All essays were analyzed using Grammarly, measuring both the number of grammatical errors and an overall quality score (0–100). The absolute differences between user and agent essays were computed for both metrics.
Results
The proposed method demonstrated a substantial improvement over the comparison method:
- Error Count: The average number of errors in user essays was 6.34. The proposed method's essays averaged 6.16 errors, while the comparison method averaged only 0.47.
- Quality Score: User essays averaged 60.06; the proposed method's essays scored 69.19, and the comparison method's essays scored 90.28.
- Absolute Differences: The proposed method reduced the absolute error difference to 2.06 (vs. 5.94 for the comparison method) and the quality score difference to 11.94 (vs. 30.22).
- Statistical Significance: T-tests yielded p-values of 3.0×10−8 (errors) and 1.7×10−10 (quality), with Cohen's d values of 3.70 and 2.91, indicating very large effect sizes.
These results strongly support the claim that the proposed method more accurately replicates the user's error profile, both quantitatively and qualitatively.
Implications and Limitations
The findings have several practical implications:
- Personalized Peer Learning: The method enables the construction of AI companions that provide more authentic peer learning experiences, potentially increasing learner engagement and efficacy.
- Scalability: The approach is compatible with existing LLM APIs and agent frameworks (e.g., LangChain), facilitating integration into current online learning platforms.
- Generalizability: While the study focuses on grammatical errors in English composition, the pipeline could be adapted to other domains where error modeling is relevant (e.g., programming, mathematics).

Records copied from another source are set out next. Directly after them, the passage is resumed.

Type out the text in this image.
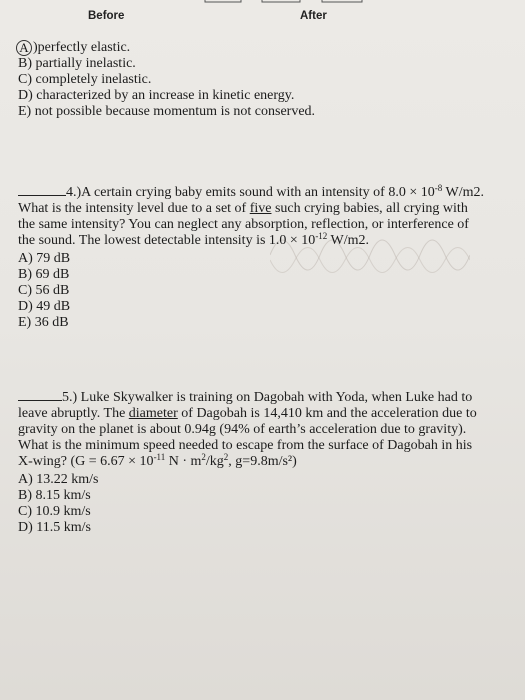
Before	After
A )perfectly elastic.
B) partially inelastic.
C) completely inelastic.
D) characterized by an increase in kinetic energy.
E) not possible because momentum is not conserved.
4.)A certain crying baby emits sound with an intensity of $8.0 \times 10^{-8}$ W/m2.
What is the intensity level due to a set of five such crying babies, all crying with
the same intensity? You can neglect any absorption, reflection, or interference of
the sound. The lowest detectable intensity is $1.0 \times 10^{-12}$ W/m2.
A) 79 dB
B) 69 dB
C) 56 dB
D) 49 dB
E) 36 dB
5.) Luke Skywalker is training on Dagobah with Yoda, when Luke had to
leave abruptly. The diameter of Dagobah is 14,410 km and the acceleration due to
gravity on the planet is about 0.94g (94% of earth’s acceleration due to gravity).
What is the minimum speed needed to escape from the surface of Dagobah in his
X-wing? ($G = 6.67 \times 10^{-11}$ $N \cdot m^2/kg^2$, g=9.8m/s²)
A) 13.22 km/s
B) 8.15 km/s
C) 10.9 km/s
D) 11.5 km/s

However, the method's current scope is limited to grammatical errors detectable by automated tools like Grammarly. More nuanced aspects of language proficiency—such as idiomatic usage, discourse coherence, or factual accuracy—are not directly addressed. Additionally, the method assumes that error types and frequencies are sufficient proxies for overall proficiency, which may not capture all relevant dimensions of learner ability.
Future Directions
Potential avenues for further research include:
- Extending Error Modeling: Incorporating semantic, pragmatic, and discourse-level errors to better simulate a broader range of learner mistakes.
- Adaptive Feedback: Using the error extraction pipeline to inform not only peer-like essay generation but also targeted feedback and scaffolding.
- Longitudinal Studies: Evaluating the impact of LCAA-driven peer learning on actual learner outcomes over extended periods.
- Cross-Linguistic and Cross-Domain Applications: Adapting the method to other languages and subject areas, assessing its generalizability and effectiveness.
Conclusion
This work presents a methodologically rigorous and practically viable approach to generating user-like mistakes in AI learning companions, addressing a key limitation in current peer learning systems. The strong empirical results suggest that fine-grained error modeling can significantly enhance the authenticity and pedagogical value of AI-based peer learning environments. The approach offers a foundation for more personalized, effective, and scalable AI companions in education, with broad implications for the design of future intelligent tutoring systems.